2. The low impedance water-cooled commutating power supply structure of claim 1, characterized in that: the power supply cabinet (100) comprises a case (101) provided with an AC/DC power supply module (200) and a machine body (102) provided with an MOS tube parallel connection reversing module (300), wherein the machine body (102) comprises a framework structure and a panel arranged on the framework structure.

3. The low impedance water-cooled commutating power supply structure of claim 2, characterized in that: and a control panel for controlling the AC/DC power supply module (200) is arranged on the case (101).

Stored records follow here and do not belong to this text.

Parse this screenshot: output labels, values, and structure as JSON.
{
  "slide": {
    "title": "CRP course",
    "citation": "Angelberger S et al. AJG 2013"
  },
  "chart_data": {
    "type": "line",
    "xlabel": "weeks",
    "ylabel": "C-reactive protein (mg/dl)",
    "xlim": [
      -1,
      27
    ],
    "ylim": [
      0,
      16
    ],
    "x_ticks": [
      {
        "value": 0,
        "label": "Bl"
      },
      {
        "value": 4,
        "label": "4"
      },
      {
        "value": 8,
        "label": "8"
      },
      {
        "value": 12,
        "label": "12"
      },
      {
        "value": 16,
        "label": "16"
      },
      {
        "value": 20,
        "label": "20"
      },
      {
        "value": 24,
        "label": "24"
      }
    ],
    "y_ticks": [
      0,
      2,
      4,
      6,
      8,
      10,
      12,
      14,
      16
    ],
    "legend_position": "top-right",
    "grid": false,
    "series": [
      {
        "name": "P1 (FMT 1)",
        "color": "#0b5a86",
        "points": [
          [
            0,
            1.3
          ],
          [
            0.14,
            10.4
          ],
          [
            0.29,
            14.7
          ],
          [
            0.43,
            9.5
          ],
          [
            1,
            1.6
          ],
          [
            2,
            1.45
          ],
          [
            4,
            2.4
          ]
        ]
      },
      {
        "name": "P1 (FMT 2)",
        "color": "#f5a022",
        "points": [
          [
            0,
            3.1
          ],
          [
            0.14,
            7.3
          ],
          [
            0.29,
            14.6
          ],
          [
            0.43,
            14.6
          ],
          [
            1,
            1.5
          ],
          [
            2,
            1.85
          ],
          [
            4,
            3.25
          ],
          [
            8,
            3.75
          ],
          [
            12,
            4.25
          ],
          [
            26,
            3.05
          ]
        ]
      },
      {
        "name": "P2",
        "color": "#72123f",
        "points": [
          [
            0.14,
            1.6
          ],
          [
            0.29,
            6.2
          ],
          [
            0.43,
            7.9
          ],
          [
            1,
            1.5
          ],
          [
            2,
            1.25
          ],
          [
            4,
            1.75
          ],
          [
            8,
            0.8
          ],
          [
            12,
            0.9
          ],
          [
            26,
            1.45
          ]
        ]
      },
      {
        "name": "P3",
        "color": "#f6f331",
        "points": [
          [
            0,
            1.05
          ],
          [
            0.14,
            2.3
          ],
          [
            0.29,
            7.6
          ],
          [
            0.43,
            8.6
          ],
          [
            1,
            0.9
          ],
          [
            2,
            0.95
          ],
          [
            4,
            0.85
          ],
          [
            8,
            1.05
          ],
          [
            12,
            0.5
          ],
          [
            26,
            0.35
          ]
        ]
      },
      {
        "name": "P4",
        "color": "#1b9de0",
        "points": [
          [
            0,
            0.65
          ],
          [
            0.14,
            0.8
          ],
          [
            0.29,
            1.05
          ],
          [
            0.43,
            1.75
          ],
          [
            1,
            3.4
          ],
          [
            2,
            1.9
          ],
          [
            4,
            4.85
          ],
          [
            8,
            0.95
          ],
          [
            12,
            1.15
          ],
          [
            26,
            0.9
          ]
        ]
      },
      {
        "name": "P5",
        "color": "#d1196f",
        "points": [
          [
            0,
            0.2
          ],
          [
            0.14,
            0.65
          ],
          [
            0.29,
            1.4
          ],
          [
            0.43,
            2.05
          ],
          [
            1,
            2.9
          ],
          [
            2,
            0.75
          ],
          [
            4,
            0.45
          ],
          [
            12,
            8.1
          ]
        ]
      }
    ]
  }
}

4. The low impedance water-cooled commutating power supply structure of claim 1, characterized in that: the first metal plate (400), the second metal plate, the U-shaped metal plate (500) and the output metal plate (600) are all copper bars.

5. The low impedance water-cooled commutating power supply structure of claim 1, characterized in that: and the positive output end of the AC/DC power supply module (200) adopts an aluminum bar structure.

6. The low impedance water-cooled commutating power supply structure of claim 1, characterized in that: each synchronous rectification unit board (302) is formed by connecting a plurality of MOS tubes to a PCB in parallel.

7. The low impedance water-cooled commutating power supply structure of claim 6, characterized in that: each MOS tube is provided with an independent driving circuit and adopts the same group of control input signals.

8. The low impedance water-cooled commutated power supply structure of claim 7, wherein: the water-cooling aluminum bar (303) is provided with water-cooling holes, the water-cooling holes are connected through a water-cooling pipeline (305) to form a water-cooling loop, and the D pole of each parallel MOS tube is tightly pressed and attached to the water-cooling aluminum bar (303) through an elastic pressing sheet (304) to realize electrical connection and heat dissipation.